Dear Colleague: Send Clinton, Carter and Bush Sr. to Middle East

By Jim Burns | July 7, 2008 | 8:28 PM EDT

( - Two members of the House of Representatives have sent a "Dear Colleague" letter to other members, asking them to urge President Bush to dispatch former Presidents George H.W. Bush, Jimmy Carter and Bill Clinton to the Middle East on a peace mission.

Reps. Jim Leach (R-Iowa), a member of the House International Relations Committee, and Rep. Lois Capps (D-Calif.) initiated the idea of sending the former presidents to mediate the conflict.

"The current crisis requires an unprecedented effort to bring about a ceasefire and restart the peace process, an effort that must be led by the United States and be conducted at the highest level," said Leach.

He and Capps believe President Bush's father should lead the mission.

"Former President Bush is uniquely positioned to lead this initiative and the participation of Presidents Clinton and Carter would bring the prestige of the most powerful office in the world to bear on defusing what is potentially the most dangerous threat to world peace," Leach added.

"Beginning with President Nixon, every successful initiative in the Middle East has been led by an American President," he said. "These three former presidents have proven their commitment to the peace process and their direct involvement at this critical juncture would underscore the bipartisan commitment of the American government."

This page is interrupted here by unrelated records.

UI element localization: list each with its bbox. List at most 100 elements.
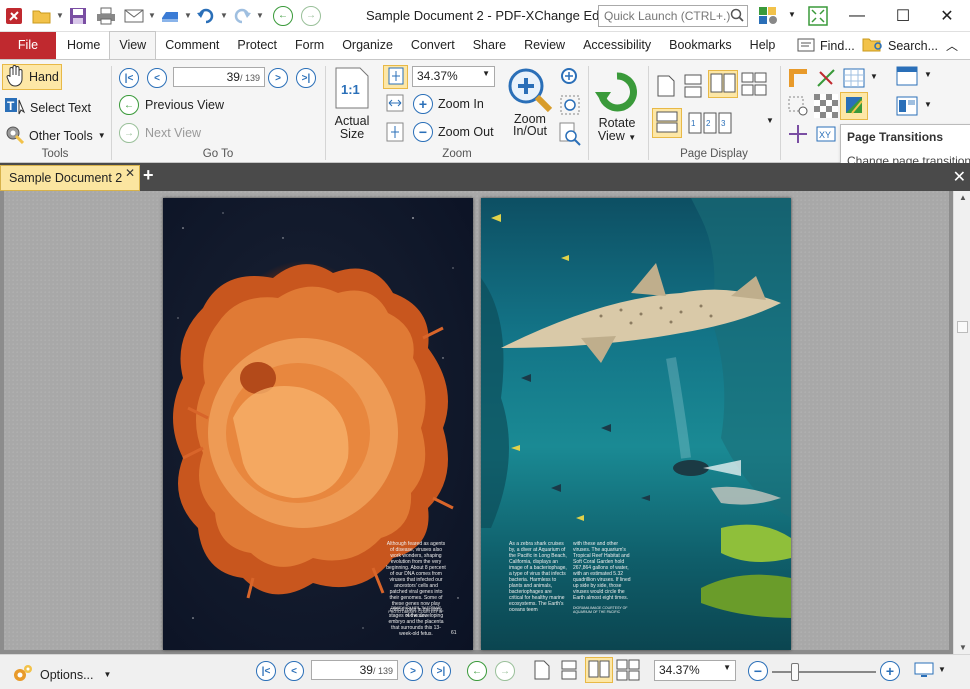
status-zoom-out-button[interactable]: −	[748, 661, 768, 681]
split-view-button[interactable]	[652, 108, 682, 138]
tab-review[interactable]: Review	[515, 32, 574, 59]
chevron-down-icon[interactable]: ▼	[256, 11, 264, 20]
tab-convert[interactable]: Convert	[402, 32, 464, 59]
marquee-zoom-button[interactable]	[559, 94, 581, 119]
page-layout-small-1[interactable]: 1 2 3	[688, 112, 732, 137]
maximize-button[interactable]: ☐	[880, 0, 926, 32]
crosshair-button[interactable]	[788, 124, 808, 147]
other-tools-button[interactable]: Other Tools ▼	[4, 124, 106, 147]
last-page-button[interactable]: >|	[296, 68, 316, 88]
status-zoom-in-button[interactable]: +	[880, 661, 900, 681]
scrollbar-thumb[interactable]	[957, 321, 968, 333]
single-page-button[interactable]	[534, 660, 550, 683]
guides-button[interactable]	[788, 96, 808, 119]
chevron-down-icon[interactable]: ▼	[148, 11, 156, 20]
zoom-in-button[interactable]: + Zoom In	[413, 94, 484, 114]
new-tab-icon[interactable]: +	[143, 165, 154, 186]
tab-comment[interactable]: Comment	[156, 32, 228, 59]
chevron-down-icon[interactable]: ▼	[924, 70, 932, 79]
pdf-page-right[interactable]: As a zebra shark cruises by, a diver at …	[481, 198, 791, 650]
coordinates-button[interactable]: XY	[816, 124, 836, 147]
chevron-down-icon[interactable]: ▼	[220, 11, 228, 20]
select-text-button[interactable]: T Select Text	[4, 96, 91, 119]
previous-page-button[interactable]: <	[284, 661, 304, 681]
find-button[interactable]: Find...	[796, 32, 855, 59]
toolbars-button[interactable]	[896, 96, 918, 119]
next-page-button[interactable]: >	[403, 661, 423, 681]
measure-button[interactable]	[816, 68, 836, 91]
actual-size-button[interactable]: 1:1 Actual Size	[334, 66, 370, 141]
tab-view[interactable]: View	[109, 31, 157, 59]
document-view[interactable]: Although feared as agents of disease, vi…	[0, 191, 953, 654]
collapse-ribbon-icon[interactable]: ︿	[946, 32, 958, 59]
tab-protect[interactable]: Protect	[228, 32, 286, 59]
continuous-page-button[interactable]	[560, 660, 578, 683]
search-button[interactable]: Search...	[862, 32, 938, 59]
rulers-button[interactable]	[788, 68, 808, 91]
save-icon[interactable]	[67, 5, 89, 27]
previous-view-button[interactable]: ← Previous View	[119, 95, 224, 115]
forward-arrow-icon[interactable]: →	[300, 5, 322, 27]
zoom-in-out-button[interactable]: Zoom In/Out	[506, 66, 554, 137]
view-mode-button[interactable]	[914, 662, 934, 681]
first-page-button[interactable]: |<	[119, 68, 139, 88]
next-view-button[interactable]: →	[495, 661, 515, 681]
undo-icon[interactable]	[195, 5, 217, 27]
next-view-button[interactable]: → Next View	[119, 123, 201, 143]
last-page-button[interactable]: >|	[431, 661, 451, 681]
tab-file[interactable]: File	[0, 32, 56, 59]
options-button[interactable]: Options... ▼	[12, 663, 111, 686]
continuous-facing-button[interactable]	[616, 659, 640, 684]
zoom-slider-knob[interactable]	[791, 663, 800, 681]
close-button[interactable]: ✕	[924, 0, 970, 32]
fullscreen-icon[interactable]	[808, 6, 828, 29]
first-page-button[interactable]: |<	[256, 661, 276, 681]
single-page-button[interactable]	[656, 74, 676, 101]
facing-page-button[interactable]	[585, 657, 613, 683]
rotate-view-button[interactable]: Rotate View ▼	[594, 70, 640, 144]
back-arrow-icon[interactable]: ←	[272, 5, 294, 27]
chevron-down-icon[interactable]: ▼	[938, 665, 946, 674]
transparency-grid-button[interactable]	[814, 94, 838, 121]
continuous-page-button[interactable]	[682, 74, 704, 101]
fit-page-button[interactable]	[383, 65, 408, 89]
document-tab[interactable]: Sample Document 2 ✕	[0, 165, 140, 191]
hand-tool-button[interactable]: Hand	[2, 64, 62, 90]
tab-share[interactable]: Share	[464, 32, 515, 59]
page-number-input[interactable]: 39/ 139	[173, 67, 265, 87]
redo-icon[interactable]	[231, 5, 253, 27]
chevron-down-icon[interactable]: ▼	[788, 10, 796, 19]
tab-organize[interactable]: Organize	[333, 32, 402, 59]
dynamic-zoom-button[interactable]	[559, 66, 581, 91]
chevron-down-icon[interactable]: ▼	[766, 116, 774, 125]
chevron-down-icon[interactable]: ▼	[184, 11, 192, 20]
previous-view-button[interactable]: ←	[467, 661, 487, 681]
print-icon[interactable]	[95, 5, 117, 27]
tab-accessibility[interactable]: Accessibility	[574, 32, 660, 59]
zoom-slider[interactable]	[772, 663, 876, 681]
scroll-down-icon[interactable]: ▼	[959, 643, 967, 652]
status-page-number-input[interactable]: 39/ 139	[311, 660, 398, 680]
continuous-facing-button[interactable]	[741, 72, 767, 99]
chevron-down-icon[interactable]: ▼	[56, 11, 64, 20]
close-document-icon[interactable]: ✕	[953, 167, 966, 187]
fit-visible-button[interactable]	[386, 122, 404, 145]
vertical-scrollbar[interactable]: ▲ ▼	[953, 191, 970, 654]
page-transitions-button[interactable]	[840, 92, 868, 120]
zoom-level-select[interactable]: 34.37% ▼	[412, 66, 495, 87]
scroll-up-icon[interactable]: ▲	[959, 193, 967, 202]
close-tab-icon[interactable]: ✕	[125, 166, 135, 180]
chevron-down-icon[interactable]: ▼	[870, 72, 878, 81]
tab-help[interactable]: Help	[741, 32, 785, 59]
minimize-button[interactable]: —	[834, 0, 880, 32]
previous-page-button[interactable]: <	[147, 68, 167, 88]
tab-form[interactable]: Form	[286, 32, 333, 59]
email-icon[interactable]	[123, 5, 145, 27]
open-folder-icon[interactable]	[31, 5, 53, 27]
loupe-button[interactable]	[559, 122, 581, 149]
tab-bookmarks[interactable]: Bookmarks	[660, 32, 741, 59]
tab-home[interactable]: Home	[58, 32, 109, 59]
pdf-page-left[interactable]: Although feared as agents of disease, vi…	[163, 198, 473, 650]
scanner-icon[interactable]	[159, 5, 181, 27]
facing-page-button[interactable]	[708, 70, 738, 98]
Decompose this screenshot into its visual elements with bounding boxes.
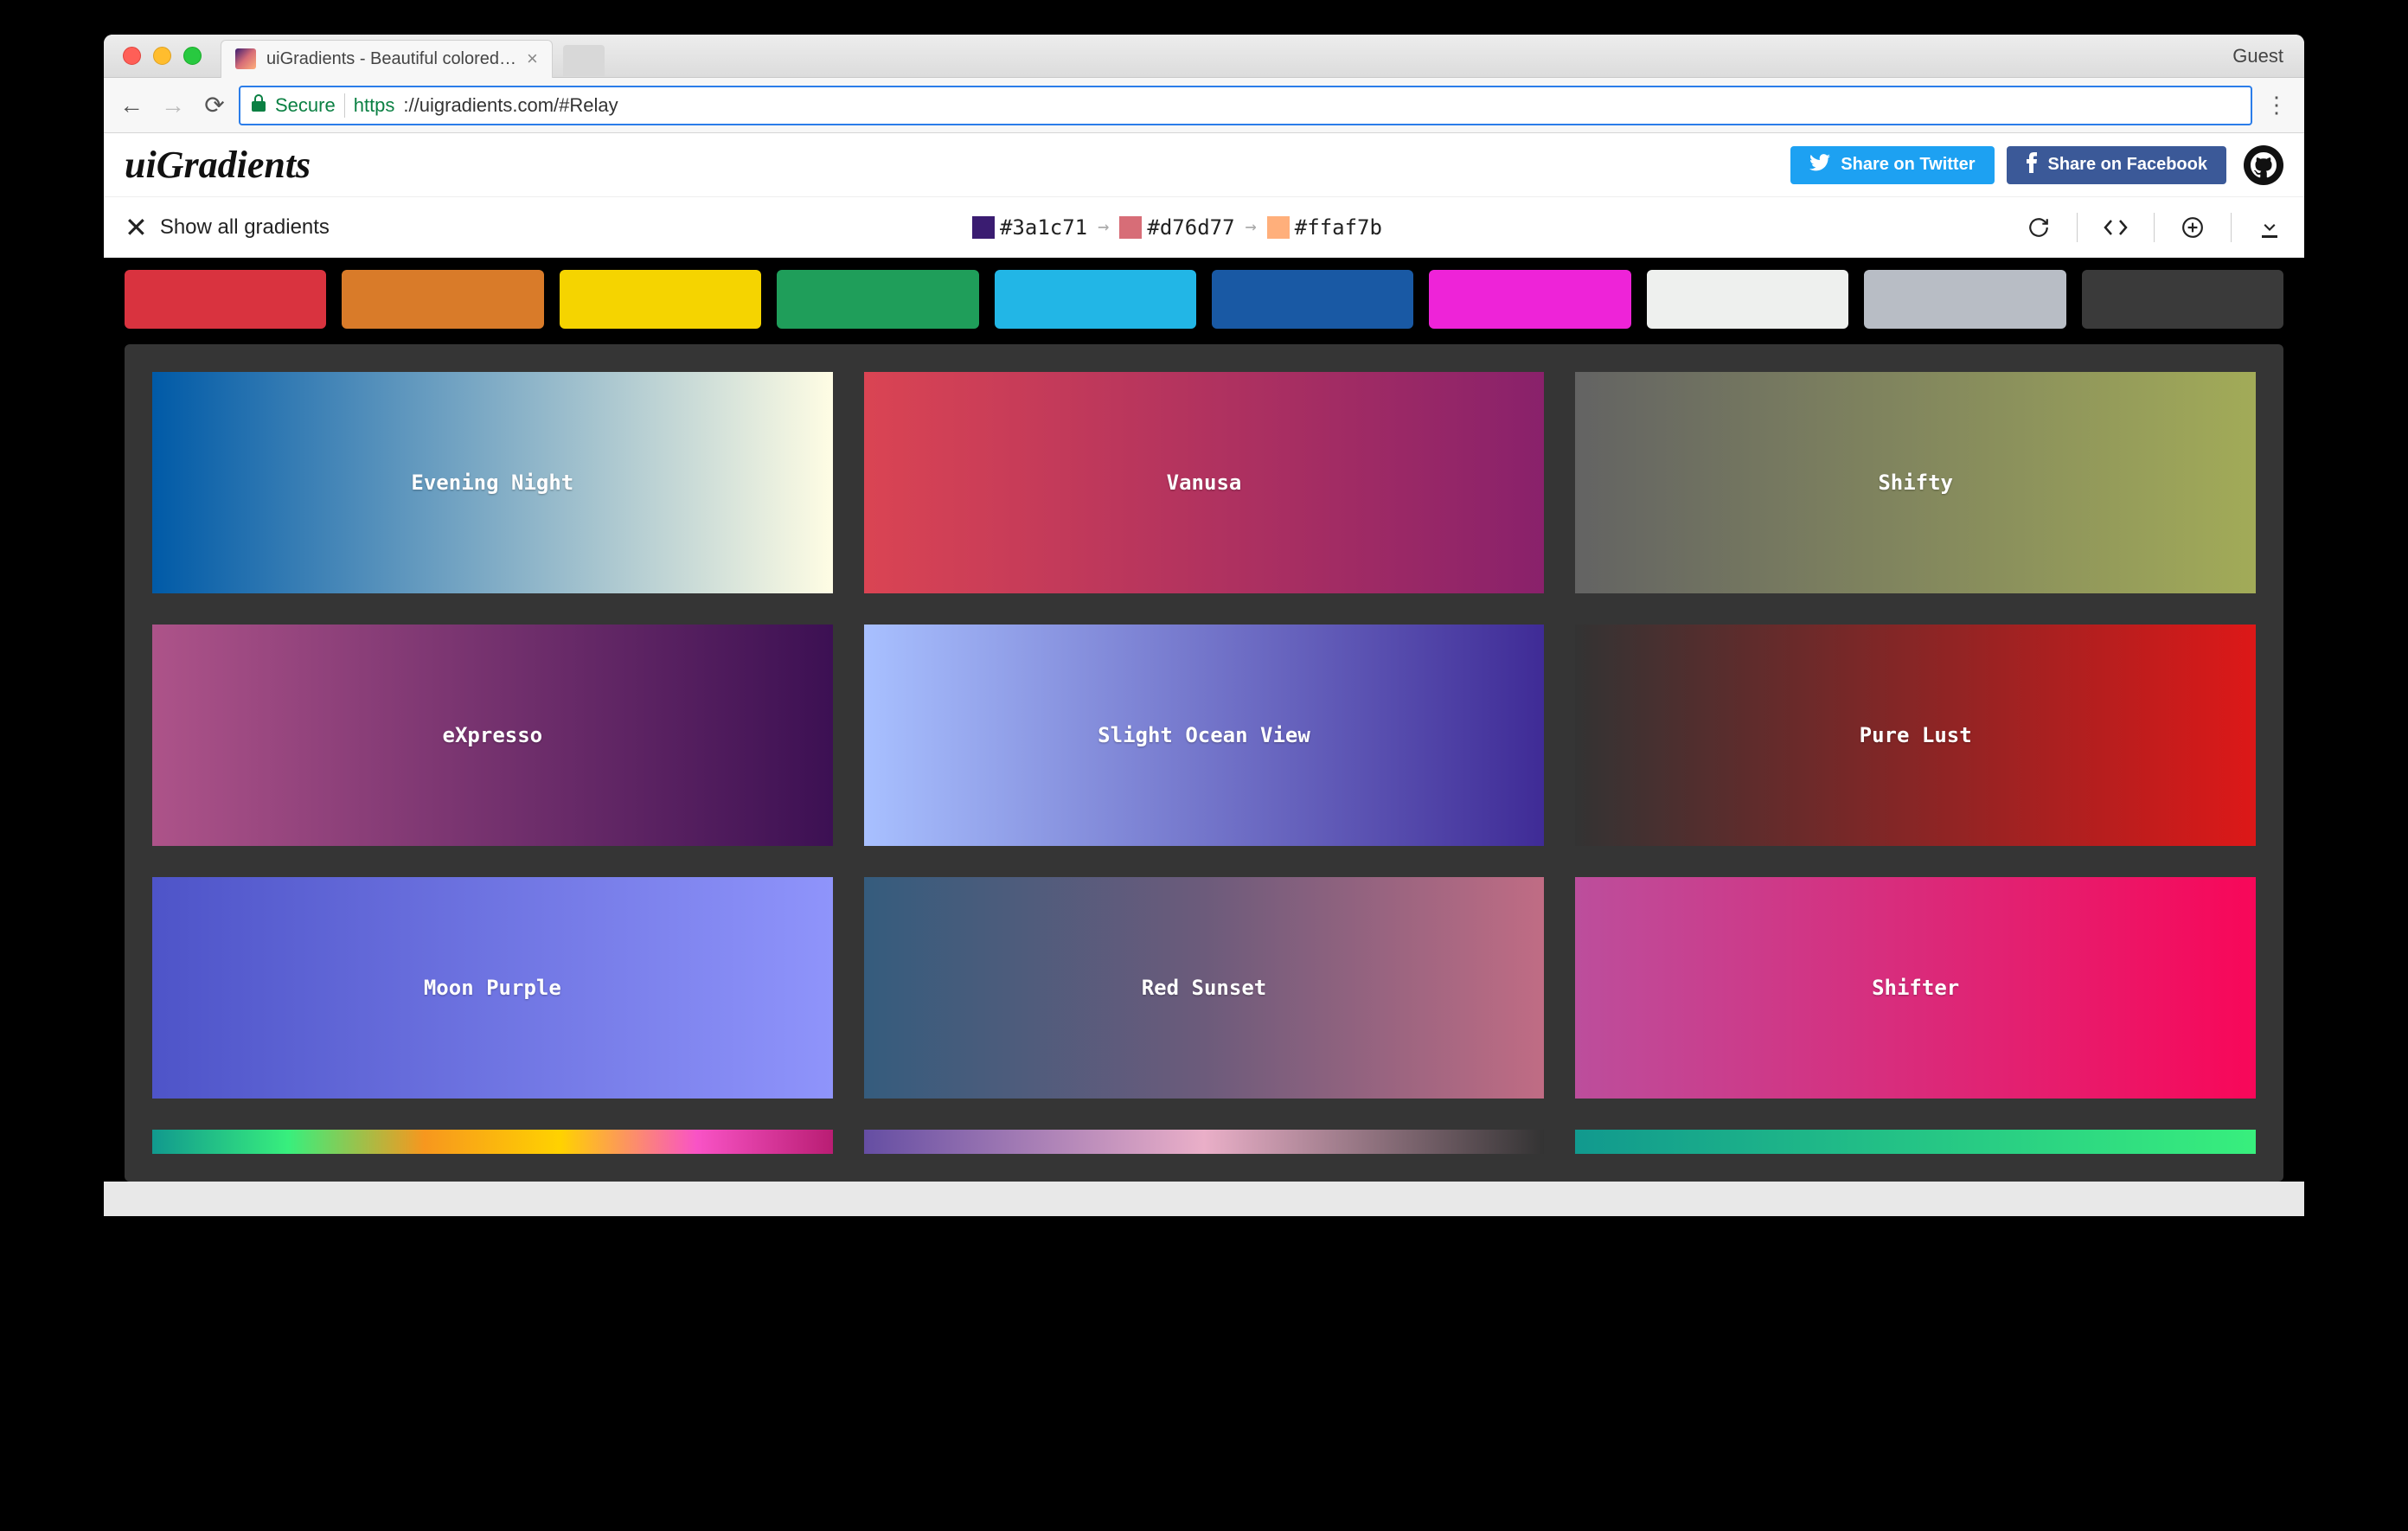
gradient-card[interactable]: Vanusa bbox=[864, 372, 1545, 593]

"The gravity of the crisis in the Middle East demands such an extraordinary action. History shows that peace agreements in the Middle East are achieved only with strong U.S. leadership at the presidential level," Capps said.

"The three former presidents would bring their profound commitment toward Middle East peace and the prestige of the presidency to this important endeavor," she added.

Former President Bush had no reaction, according to spokesman Tom Freschette.

Former President Clinton was traveling and was unavailable for comment, according to spokesperson Julia Payne, and Carter's office did not return phone calls seeking comment.